◊ En 1957 ou 1958, Krishnamurti est venu comme d'habitude à Bénarès pour l'hiver. Cette année, ayant probablement besoin de repos, il vit en demi-réclusion et ne donne même pas d'entrevues privées. L'école de RAJGAT est à l'autre bout de Bénarès, à l'extrême nord, tout près du fleuve.
Krishnamurti ne sort de sa chambre que vers cinq heures du soir pour une promenade dans le jardin de l'école. C'est le seul moment où les visiteurs peuvent le voir.
Après avoir quelque peu erré dans le vaste parc de l'école, nous finissons par découvrir la maison où loge le maître.
La maison semble déserte. Pas de traces de visiteurs ni sur la véranda, ni dans le parc. Nous n'avions pas réalisé que par ce temps, Krishnamurti ne ferait pas sa promenade habituelle et qu'il n'y aurait pas de darshan [1] ce jour-là.
Puis, un peu plus tard, le secrétaire revient et nous dit que Krishnamurti nous invite à venir le voir dans sa chambre au premier étage. Cette marque de délicatesse du grand maître me touche profondément. Le secrétaire nous guide jusqu'à la chambre du maître au premier étage. Krishnamurti nous reçoit avec une simplicité et une cordialité qui me va droit au cœur, et m'étonne car je gardais en mémoire le visage d'un Krishnamurti impersonnel et distant, presque froid, tel que je l'avais vu à la B.H.V [Université de Vanarasi/Bénarès]. Ici, sa cordialité semble si simple, si spontanée comme si nous avions été des amis de longue date. En Inde, la coutume veut qu'on fasse une offrande à un grand sage quand on va lui rendre visite, ne serait-ce que quelques heures. On nous avait dit que Krishnamurti n'acceptait aucune offrande et qu'il était opposé à cette pratique comme il l'est d'ailleurs à beaucoup d'autres coutumes de la tradition orthodoxe.
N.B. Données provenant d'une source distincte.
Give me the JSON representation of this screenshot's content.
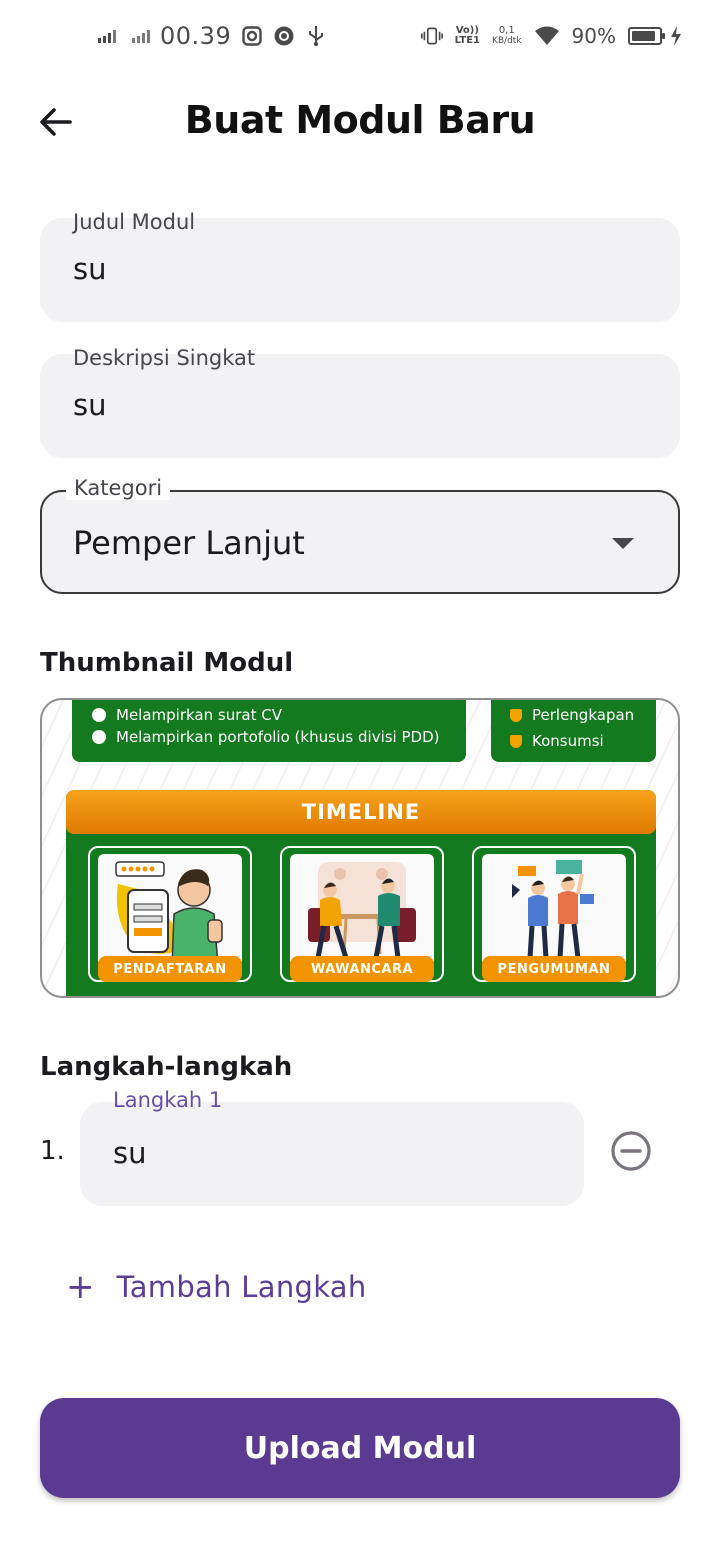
{
  "status_bar": {
    "time": "00.39",
    "volte_top": "Vo))",
    "volte_bottom": "LTE1",
    "speed_top": "0,1",
    "speed_bottom": "KB/dtk",
    "battery_percent": "90%",
    "battery_level": 0.9,
    "icons": [
      "signal-icon",
      "signal-icon",
      "instagram-icon",
      "chrome-icon",
      "usb-icon",
      "vibrate-icon",
      "wifi-icon",
      "battery-icon",
      "charging-icon"
    ]
  },
  "header": {
    "title": "Buat Modul Baru",
    "back_icon": "arrow-left-icon"
  },
  "form": {
    "judul": {
      "label": "Judul Modul",
      "value": "su"
    },
    "deskripsi": {
      "label": "Deskripsi Singkat",
      "value": "su"
    },
    "kategori": {
      "label": "Kategori",
      "value": "Pemper Lanjut"
    }
  },
  "thumbnail": {
    "title": "Thumbnail Modul",
    "image": {
      "requirements": [
        "Melampirkan surat CV",
        "Melampirkan portofolio (khusus divisi PDD)"
      ],
      "equipment": [
        "Perlengkapan",
        "Konsumsi"
      ],
      "timeline_title": "TIMELINE",
      "stages": [
        "PENDAFTARAN",
        "WAWANCARA",
        "PENGUMUMAN"
      ],
      "colors": {
        "green": "#137a1f",
        "orange": "#f29400"
      }
    }
  },
  "steps": {
    "title": "Langkah-langkah",
    "items": [
      {
        "number": "1.",
        "label": "Langkah 1",
        "value": "su"
      }
    ],
    "add_label": "Tambah Langkah"
  },
  "actions": {
    "upload_label": "Upload Modul"
  },
  "colors": {
    "primary": "#5b3a92",
    "accent_text": "#6750a4",
    "field_bg": "#f2f2f4"
  }
}
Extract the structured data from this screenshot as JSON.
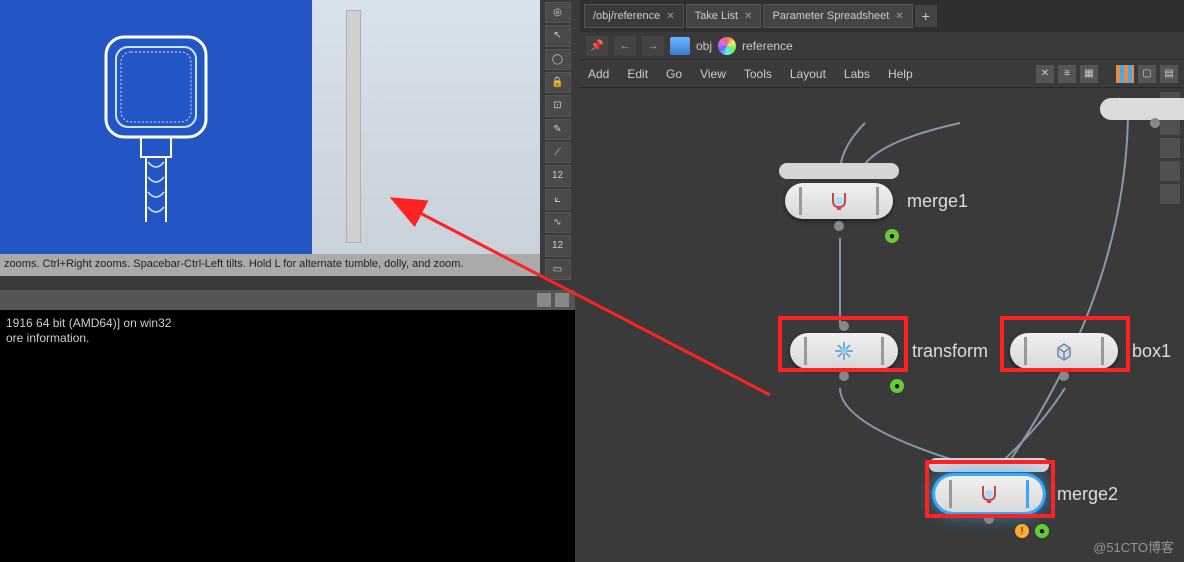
{
  "viewport": {
    "status_text": "zooms. Ctrl+Right zooms. Spacebar-Ctrl-Left tilts. Hold L for alternate tumble, dolly, and zoom."
  },
  "vtool_label_num": "12",
  "console": {
    "line1": "1916 64 bit (AMD64)] on win32",
    "line2": "ore information."
  },
  "tabs": [
    {
      "label": "/obj/reference",
      "active": true
    },
    {
      "label": "Take List",
      "active": false
    },
    {
      "label": "Parameter Spreadsheet",
      "active": false
    }
  ],
  "path": {
    "obj": "obj",
    "node": "reference"
  },
  "menu": [
    "Add",
    "Edit",
    "Go",
    "View",
    "Tools",
    "Layout",
    "Labs",
    "Help"
  ],
  "nodes": {
    "merge1": "merge1",
    "transform1": "transform",
    "box1": "box1",
    "merge2": "merge2"
  },
  "watermark": "@51CTO博客"
}
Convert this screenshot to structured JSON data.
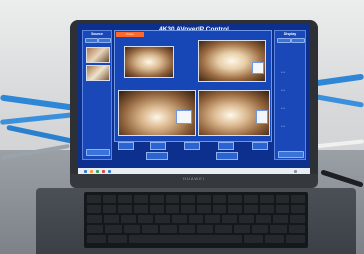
{
  "app": {
    "title": "4K30 AVoverIP Control",
    "panel_left_title": "Source",
    "panel_right_title": "Display",
    "laptop_brand": "HUAWEI"
  },
  "bottom_buttons": [
    "Apply",
    "Save",
    "Scene",
    "Reboot",
    "Cascade"
  ],
  "status_tabs": [
    "Preset",
    "Default"
  ],
  "colors": {
    "app_background": "#0d2f8e",
    "panel": "#1a48b8",
    "accent_tab": "#ff6a2c"
  }
}
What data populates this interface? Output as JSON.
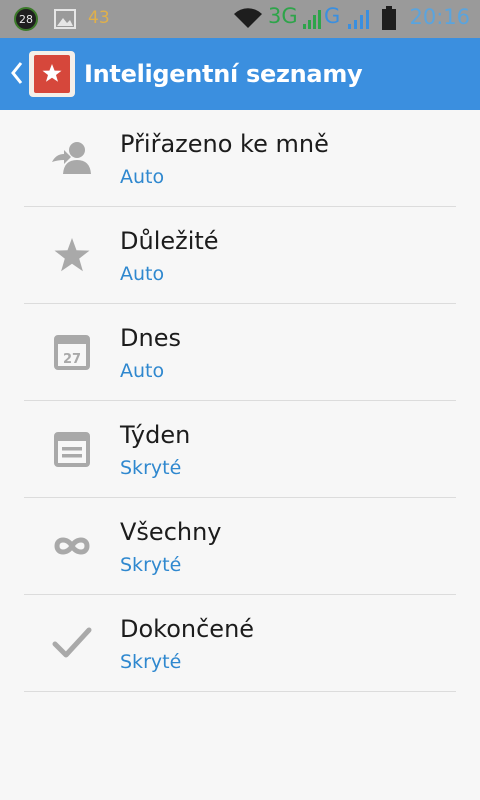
{
  "status_bar": {
    "notification_count": "28",
    "battery_level_text": "43",
    "network_3g": "3G",
    "network_g": "G",
    "time": "20:16"
  },
  "app_bar": {
    "title": "Inteligentní seznamy"
  },
  "list": {
    "items": [
      {
        "title": "Přiřazeno ke mně",
        "subtitle": "Auto",
        "icon": "assigned-to-me-icon"
      },
      {
        "title": "Důležité",
        "subtitle": "Auto",
        "icon": "star-icon"
      },
      {
        "title": "Dnes",
        "subtitle": "Auto",
        "icon": "calendar-today-icon",
        "icon_text": "27"
      },
      {
        "title": "Týden",
        "subtitle": "Skryté",
        "icon": "calendar-week-icon"
      },
      {
        "title": "Všechny",
        "subtitle": "Skryté",
        "icon": "infinity-icon"
      },
      {
        "title": "Dokončené",
        "subtitle": "Skryté",
        "icon": "checkmark-icon"
      }
    ]
  },
  "colors": {
    "status_bar": "#9a9a9a",
    "app_bar": "#3b8fdf",
    "subtitle": "#2f88cf",
    "icon_gray": "#a9a9a9",
    "background": "#f7f7f7"
  }
}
J´avais pourtant cueilli quelques roses dans notre ashram, dans l'intention de les offrir au maître.
Il reçoit les fleurs dans les deux mains. Il a l'attitude et l'expression d'un homme qui reçoit une marque précieuse d'amitié. Quelques pétales sont tombés à terre. Krishnamurti s'accroupit sur le sol et ramasse un à un tous les pétales comme pour signifier qu'il ne veut rien perdre de ce don précieux. Cet aspect inattendu du maître m'attendrit profondément.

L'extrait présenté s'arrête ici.